Json

class bach.SeriesJson

(engine, base_node, index, name, expression, group_by, instance_dtype, order_by=None, **kwargs)

[source]

A Series that represents the JSON type and its specific operations.

Database support and types

  • On Postgres this utilizes the native ‘jsonb’ database type.
  • On Athena this utilizes the native ‘json’ database type.
  • On BigQuery this utilizes the generic ‘STRING’ database type.
note

On Postgres, SeriesJson does not use the ‘json’ database type, but the ‘jsonb’ type, As the ‘json’ type has limited functionality.

This class is the standard and recommended type to use for handling json like data. Having said that, there is a special SeriesJsonPostgres type that uses the ‘json’ data type on Postgres, but internally that casts all data to ‘jsonb’ too.

Getting data

It is possible to get a selection of data from the json in the json type column. For selecting data from json, arrays and objects are supported. The data can be selected using .json[] on the json column

Selecting data from an array is based on position. It works similar to slicing through python lists.

note

Slicing is only possible if all values in the column are lists or None.
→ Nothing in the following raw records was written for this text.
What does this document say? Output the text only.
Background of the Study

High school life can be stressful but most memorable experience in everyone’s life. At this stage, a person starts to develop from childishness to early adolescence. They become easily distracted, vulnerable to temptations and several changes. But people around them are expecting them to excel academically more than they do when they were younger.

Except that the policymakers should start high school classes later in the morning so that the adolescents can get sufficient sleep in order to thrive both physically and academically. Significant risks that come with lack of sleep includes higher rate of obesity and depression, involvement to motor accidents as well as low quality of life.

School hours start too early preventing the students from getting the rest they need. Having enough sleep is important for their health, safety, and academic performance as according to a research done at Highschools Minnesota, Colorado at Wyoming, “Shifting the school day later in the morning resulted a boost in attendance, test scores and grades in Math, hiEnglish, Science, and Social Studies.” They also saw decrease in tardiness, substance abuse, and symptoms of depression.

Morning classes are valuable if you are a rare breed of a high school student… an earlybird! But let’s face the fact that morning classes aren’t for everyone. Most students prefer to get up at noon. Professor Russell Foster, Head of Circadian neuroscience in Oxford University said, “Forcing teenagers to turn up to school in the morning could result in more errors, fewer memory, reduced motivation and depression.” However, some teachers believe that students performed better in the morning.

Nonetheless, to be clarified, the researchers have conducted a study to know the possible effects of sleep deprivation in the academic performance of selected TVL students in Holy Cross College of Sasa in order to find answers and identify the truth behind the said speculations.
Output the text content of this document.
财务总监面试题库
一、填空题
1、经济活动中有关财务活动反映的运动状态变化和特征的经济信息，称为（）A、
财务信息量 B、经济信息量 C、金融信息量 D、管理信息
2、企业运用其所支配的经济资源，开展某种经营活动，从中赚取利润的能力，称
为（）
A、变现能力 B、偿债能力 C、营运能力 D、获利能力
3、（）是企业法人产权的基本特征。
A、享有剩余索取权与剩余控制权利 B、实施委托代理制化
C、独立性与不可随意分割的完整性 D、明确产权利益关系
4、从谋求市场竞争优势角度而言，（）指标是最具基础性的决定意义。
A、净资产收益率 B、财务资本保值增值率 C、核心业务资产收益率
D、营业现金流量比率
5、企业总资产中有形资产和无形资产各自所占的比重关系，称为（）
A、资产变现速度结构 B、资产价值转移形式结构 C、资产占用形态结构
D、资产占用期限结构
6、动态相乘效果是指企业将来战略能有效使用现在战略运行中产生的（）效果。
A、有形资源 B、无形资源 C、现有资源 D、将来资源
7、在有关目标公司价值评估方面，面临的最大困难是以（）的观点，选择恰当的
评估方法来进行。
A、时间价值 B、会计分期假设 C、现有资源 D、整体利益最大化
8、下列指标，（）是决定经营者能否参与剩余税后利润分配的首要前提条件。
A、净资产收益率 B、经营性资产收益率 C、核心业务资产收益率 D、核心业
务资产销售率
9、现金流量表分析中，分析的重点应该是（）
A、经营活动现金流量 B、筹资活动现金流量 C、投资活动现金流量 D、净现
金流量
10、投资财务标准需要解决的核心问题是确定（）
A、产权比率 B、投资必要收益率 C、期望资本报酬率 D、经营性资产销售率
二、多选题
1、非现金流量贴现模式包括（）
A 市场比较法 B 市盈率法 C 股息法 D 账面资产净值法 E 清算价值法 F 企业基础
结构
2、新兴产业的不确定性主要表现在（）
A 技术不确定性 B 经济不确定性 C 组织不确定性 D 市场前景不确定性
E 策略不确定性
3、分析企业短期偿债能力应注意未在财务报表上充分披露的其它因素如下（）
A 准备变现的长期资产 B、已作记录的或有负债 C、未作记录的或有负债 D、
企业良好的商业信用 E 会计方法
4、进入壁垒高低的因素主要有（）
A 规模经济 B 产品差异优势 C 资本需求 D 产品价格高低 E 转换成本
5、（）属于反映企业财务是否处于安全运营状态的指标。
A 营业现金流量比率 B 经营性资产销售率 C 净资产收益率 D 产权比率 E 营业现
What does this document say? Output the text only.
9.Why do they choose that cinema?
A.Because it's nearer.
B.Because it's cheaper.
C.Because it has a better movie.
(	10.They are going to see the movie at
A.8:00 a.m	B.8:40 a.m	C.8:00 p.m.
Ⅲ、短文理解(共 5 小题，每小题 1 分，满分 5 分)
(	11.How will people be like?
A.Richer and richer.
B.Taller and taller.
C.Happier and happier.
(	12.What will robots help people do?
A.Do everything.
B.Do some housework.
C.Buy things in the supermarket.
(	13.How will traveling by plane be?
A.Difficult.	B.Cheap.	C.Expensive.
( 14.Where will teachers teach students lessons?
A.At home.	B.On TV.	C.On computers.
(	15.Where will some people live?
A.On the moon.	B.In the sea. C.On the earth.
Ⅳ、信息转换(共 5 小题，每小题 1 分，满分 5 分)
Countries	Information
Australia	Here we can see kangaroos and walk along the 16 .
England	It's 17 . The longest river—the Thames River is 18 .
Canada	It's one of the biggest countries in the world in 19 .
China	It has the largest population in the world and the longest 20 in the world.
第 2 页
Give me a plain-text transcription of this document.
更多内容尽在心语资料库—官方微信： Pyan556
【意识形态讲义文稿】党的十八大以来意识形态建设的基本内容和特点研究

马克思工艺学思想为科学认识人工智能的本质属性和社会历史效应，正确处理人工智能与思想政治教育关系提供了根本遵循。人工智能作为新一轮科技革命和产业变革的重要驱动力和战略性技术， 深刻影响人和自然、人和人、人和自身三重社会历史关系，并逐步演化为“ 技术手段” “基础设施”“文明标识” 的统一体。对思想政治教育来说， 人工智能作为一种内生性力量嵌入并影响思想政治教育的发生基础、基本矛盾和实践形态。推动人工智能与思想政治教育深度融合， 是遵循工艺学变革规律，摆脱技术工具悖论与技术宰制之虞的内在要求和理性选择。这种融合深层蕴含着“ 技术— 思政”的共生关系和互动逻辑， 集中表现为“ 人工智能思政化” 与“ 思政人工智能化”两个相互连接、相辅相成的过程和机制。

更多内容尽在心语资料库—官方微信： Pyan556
Selecting from objects is possible by key.

Examples:

In:
pdf
Out:
                                        jsonb_column
0 ["a","b","c"]
1 ["d","e","f","g"]
2 [{"h":"i","j":"k"},{"l":["m","n","o"]},{"p":"q"}]
In:
df = DataFrame.from_pandas(engine, pdf)
df['jsonb_column'] = df.jsonb_column.astype('json')
# load some json strings and convert them to jsonb type
# slice and show with .head()
df.jsonb_column.json[:2].head()
Out:
_index_0
0 [a, b]
1 [d, e]
2 [{'h': 'i', 'j': 'k'}, {'l': ['m', 'n', 'o']}]
Name: jsonb_column, dtype: object
In:
df.jsonb_column.json[1].head()
Out:
_index_0
0 b
1 e
2 {'l': ['m', 'n', 'o']}
Name: jsonb_column, dtype: object
In:
# selecting from objects is done by entering a key:
df.jsonb_column.json[1].json['l'].head()
Out:
_index_0
0 None
1 None
2 [m, n, o]
Name: jsonb_column, dtype: object

A last case is selecting based on the objects in an array. With this method, a dict is passed in the .json[] selector. The value of the first match with the dict to the objects in a json array is returned for the .json[] selector. A match is when all key/value pairs of the dict are found in an object. This can be used for selecting a subset of a json array with objects.

In:
# selecting from arrays by searching objects in the array.
df.jsonb_column.json[:{"j":"k"}].head()
Out:
_index_0
0 []
1 []
2 [{'h': 'i', 'j': 'k'}]
Name: jsonb_column, dtype: object
In:
# or:
df.jsonb_column.json[{"l":["m","n","o"]}:].head()
Out:
_index_0
0 []
1 []
2 [{'l': ['m', 'n', 'o']}, {'p': 'q'}]
Name: jsonb_column, dtype: object
SeriesJson.jsonGet access to json operations via the class that's returned through this accessor.